Wednesday, November 04, 2015

As someone who sometimes avails himself of the wi-fi in coffee shops or pubs, I found the following conversation, from an article on the evolution of "third places" to be a rare jewel in the realm of modern business-customer relations:

Furstenberg: "I'm sorry, this is not your workspace."

Customer: "What do you mean? I just bought a cup of coffee."

Furstenberg: "I know, and I'm glad you bought a cup of coffee, and I hope you like the coffee, but other people are waiting for tables."

Customer: "It's a public place, isn't it?"

Furstenberg: "Well, no, actually, it's not that kind of public place. It's a place where people come to eat and talk, but it's not your workspace."

Customer: "You're going to decide how I use the space?"

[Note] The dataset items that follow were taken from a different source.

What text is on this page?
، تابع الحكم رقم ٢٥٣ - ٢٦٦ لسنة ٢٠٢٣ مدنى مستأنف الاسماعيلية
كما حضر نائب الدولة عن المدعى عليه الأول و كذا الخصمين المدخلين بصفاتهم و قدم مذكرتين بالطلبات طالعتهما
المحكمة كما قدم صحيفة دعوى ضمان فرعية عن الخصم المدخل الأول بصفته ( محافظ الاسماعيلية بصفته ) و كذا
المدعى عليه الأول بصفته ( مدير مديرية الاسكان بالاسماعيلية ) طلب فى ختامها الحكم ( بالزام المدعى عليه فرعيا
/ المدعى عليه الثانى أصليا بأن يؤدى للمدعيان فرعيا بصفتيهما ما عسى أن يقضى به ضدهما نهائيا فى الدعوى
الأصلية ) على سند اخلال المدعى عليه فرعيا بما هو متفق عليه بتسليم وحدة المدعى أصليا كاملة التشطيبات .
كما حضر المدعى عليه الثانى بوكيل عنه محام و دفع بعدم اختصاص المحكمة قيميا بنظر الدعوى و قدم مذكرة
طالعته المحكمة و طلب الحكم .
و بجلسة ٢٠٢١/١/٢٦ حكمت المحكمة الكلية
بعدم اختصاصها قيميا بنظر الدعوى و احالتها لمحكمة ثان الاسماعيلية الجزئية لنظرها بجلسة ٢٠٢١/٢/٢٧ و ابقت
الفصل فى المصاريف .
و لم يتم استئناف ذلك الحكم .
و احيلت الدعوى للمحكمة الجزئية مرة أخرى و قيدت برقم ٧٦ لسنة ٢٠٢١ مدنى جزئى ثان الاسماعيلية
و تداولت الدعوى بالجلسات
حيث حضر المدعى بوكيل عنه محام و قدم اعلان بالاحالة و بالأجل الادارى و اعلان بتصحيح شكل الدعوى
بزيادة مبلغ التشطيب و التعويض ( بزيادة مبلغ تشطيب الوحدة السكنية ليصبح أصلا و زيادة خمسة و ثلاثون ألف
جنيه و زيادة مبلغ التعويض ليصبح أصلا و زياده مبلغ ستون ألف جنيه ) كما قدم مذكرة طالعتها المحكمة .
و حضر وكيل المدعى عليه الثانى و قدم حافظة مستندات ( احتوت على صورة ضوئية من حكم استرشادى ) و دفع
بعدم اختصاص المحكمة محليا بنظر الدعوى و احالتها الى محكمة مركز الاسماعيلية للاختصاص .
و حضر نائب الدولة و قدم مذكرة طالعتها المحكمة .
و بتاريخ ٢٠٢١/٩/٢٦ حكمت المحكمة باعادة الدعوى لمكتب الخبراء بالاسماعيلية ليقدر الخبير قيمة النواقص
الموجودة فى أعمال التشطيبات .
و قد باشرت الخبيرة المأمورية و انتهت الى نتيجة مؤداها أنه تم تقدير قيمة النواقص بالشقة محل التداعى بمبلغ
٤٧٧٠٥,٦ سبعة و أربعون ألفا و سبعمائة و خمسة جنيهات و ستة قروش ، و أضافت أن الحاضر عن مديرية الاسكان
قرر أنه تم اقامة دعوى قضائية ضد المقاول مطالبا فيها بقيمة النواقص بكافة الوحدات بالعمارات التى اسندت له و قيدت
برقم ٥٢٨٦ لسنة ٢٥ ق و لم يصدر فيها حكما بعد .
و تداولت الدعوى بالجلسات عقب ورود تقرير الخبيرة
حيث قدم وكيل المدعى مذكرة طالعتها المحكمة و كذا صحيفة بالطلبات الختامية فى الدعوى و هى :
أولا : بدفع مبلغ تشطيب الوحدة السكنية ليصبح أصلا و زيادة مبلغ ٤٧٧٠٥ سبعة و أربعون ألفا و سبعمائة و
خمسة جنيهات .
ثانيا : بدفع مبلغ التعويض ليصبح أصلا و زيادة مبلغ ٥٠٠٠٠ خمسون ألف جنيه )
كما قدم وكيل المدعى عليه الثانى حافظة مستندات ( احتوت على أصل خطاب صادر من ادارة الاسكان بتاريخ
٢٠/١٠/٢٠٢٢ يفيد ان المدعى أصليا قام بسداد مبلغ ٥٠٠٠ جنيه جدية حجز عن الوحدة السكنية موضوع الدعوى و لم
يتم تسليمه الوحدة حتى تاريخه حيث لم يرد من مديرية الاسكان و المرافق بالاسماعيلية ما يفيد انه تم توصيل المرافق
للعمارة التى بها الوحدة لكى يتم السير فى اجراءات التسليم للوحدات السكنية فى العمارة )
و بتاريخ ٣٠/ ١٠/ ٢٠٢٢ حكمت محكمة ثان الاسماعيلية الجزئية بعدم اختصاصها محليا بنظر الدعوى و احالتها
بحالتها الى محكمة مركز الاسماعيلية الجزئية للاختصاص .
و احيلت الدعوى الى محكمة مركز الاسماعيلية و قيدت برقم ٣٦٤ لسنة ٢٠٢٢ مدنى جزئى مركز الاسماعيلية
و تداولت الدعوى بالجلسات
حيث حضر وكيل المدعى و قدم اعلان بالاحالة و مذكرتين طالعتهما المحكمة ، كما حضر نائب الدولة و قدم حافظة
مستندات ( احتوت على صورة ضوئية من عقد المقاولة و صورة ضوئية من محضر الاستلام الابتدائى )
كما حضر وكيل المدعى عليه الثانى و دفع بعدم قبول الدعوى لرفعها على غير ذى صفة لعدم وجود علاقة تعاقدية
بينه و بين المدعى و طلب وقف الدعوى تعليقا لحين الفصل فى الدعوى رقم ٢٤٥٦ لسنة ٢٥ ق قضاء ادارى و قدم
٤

Furstenberg: "Well, yes, actually, I am." [format edits]
It often seems today that, as communications technology advances, basic etiquette and economic sense decline. Too many businessmen seem almost apologetic for the fact that they're in it for the money, and that they have to "give back" to their "communities". (And yet no one seems to hold the squatters that populate so many businesses accountable for asking why they aren't themselves running coffee shops.) If, by "community", you mean, "swarm of entitled moochers", it's time to clean up or leave. I'm glad to see that Beard Award nominee Mark Furstenburg has opted for the former. Ironically, by standing up for his rights as a proprietor, he is improving his society -- by providing a timely reminder of what makes it great: Hard work and trade, not handouts of loot.